A normal distribution is shown with three characters. At the low and high ends of the curve are characters representing simple and expert approaches, both labeled "Bootstrap for uncertainty, Permute for NHST." In the large, central part of the curve is a crying character overwhelmed by a list of complex statistical models like "Linear Model" and "GLMM." This is an adpatation of the popular meme.
Figure 1.2: A meme to contrast different approaches to statistical analysis, based on perceived complexity versus wisdom. Permutation and permutation (when properly reflecting the structure of our data are the solustion to both simple and complex stats problems.)
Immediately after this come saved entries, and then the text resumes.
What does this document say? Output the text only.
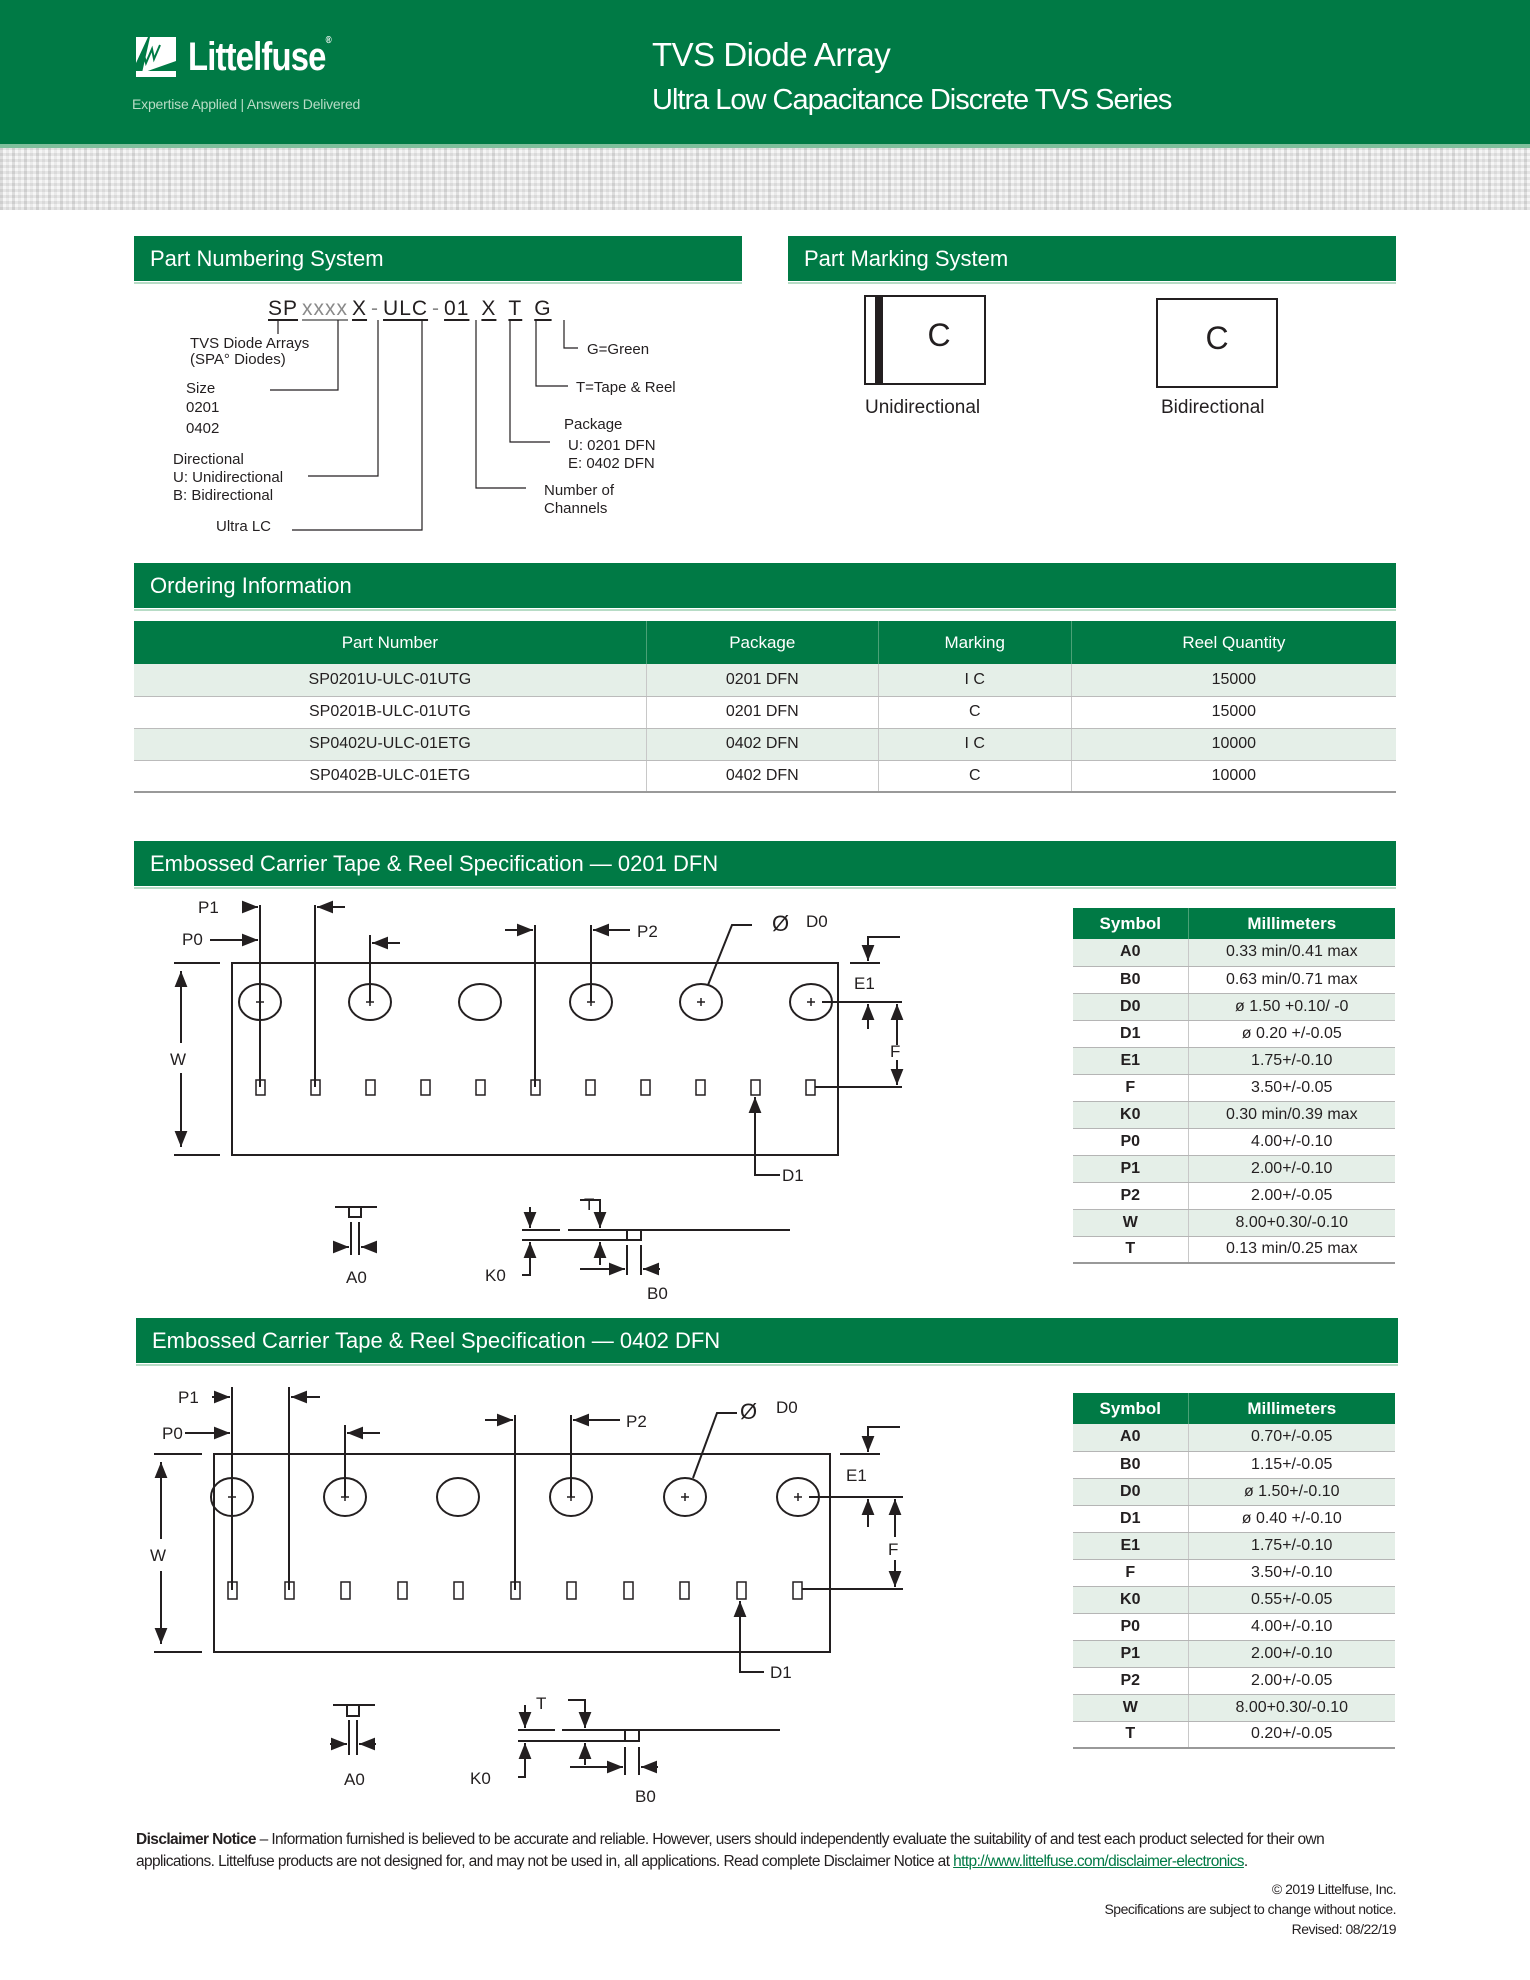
Littelfuse®
Expertise Applied | Answers Delivered
TVS Diode Array
Ultra Low Capacitance Discrete TVS Series
Part Numbering System
SP xxxx X - ULC - 01 X T G
TVS Diode Arrays
(SPA° Diodes)
Size
0201
0402
Directional
U: Unidirectional
B: Bidirectional
Ultra LC
G=Green
T=Tape & Reel
Package
U: 0201 DFN
E: 0402 DFN
Number of
Channels
Part Marking System
C
Unidirectional
C
Bidirectional
Ordering Information
Part Number	Package	Marking	Reel Quantity
SP0201U-ULC-01UTG	0201 DFN	I C	15000
SP0201B-ULC-01UTG	0201 DFN	C	15000
SP0402U-ULC-01ETG	0402 DFN	I C	10000
SP0402B-ULC-01ETG	0402 DFN	C	10000
Embossed Carrier Tape & Reel Specification — 0201 DFN
P1
P0	P2	Ø D0
E1
F
W
D1
A0
T
K0
B0
Symbol	Millimeters
A0	0.33 min/0.41 max
B0	0.63 min/0.71 max
D0	ø 1.50 +0.10/ -0
D1	ø 0.20 +/-0.05
E1	1.75+/-0.10
F	3.50+/-0.05
K0	0.30 min/0.39 max
P0	4.00+/-0.10
P1	2.00+/-0.10
P2	2.00+/-0.05
W	8.00+0.30/-0.10
T	0.13 min/0.25 max
Embossed Carrier Tape & Reel Specification — 0402 DFN
P1
P0
P2	Ø D0
E1
F
W
D1
A0
T
K0
B0
Symbol	Millimeters
A0	0.70+/-0.05
B0	1.15+/-0.05
D0	ø 1.50+/-0.10
D1	ø 0.40 +/-0.10
E1	1.75+/-0.10
F	3.50+/-0.10
K0	0.55+/-0.05
P0	4.00+/-0.10
P1	2.00+/-0.10
P2	2.00+/-0.05
W	8.00+0.30/-0.10
T	0.20+/-0.05
Disclaimer Notice – Information furnished is believed to be accurate and reliable. However, users should independently evaluate the suitability of and test each product selected for their own applications. Littelfuse products are not designed for, and may not be used in, all applications. Read complete Disclaimer Notice at http://www.littelfuse.com/disclaimer-electronics.
© 2019 Littelfuse, Inc.
Specifications are subject to change without notice.
Revised: 08/22/19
Be careful when log-transforming!! All data with a value of zero or less will disappear. For this reason, we often use a log1p transform, which adds one to each number before logging them.

When transformation fails

Not all data can be made to be normal. If you are worried that even after transformation your data are too far from normal for standard linear models, don’t despair! We can build modles that better meet the data, permute/bootstrap (Figure 1.2), or find a better test.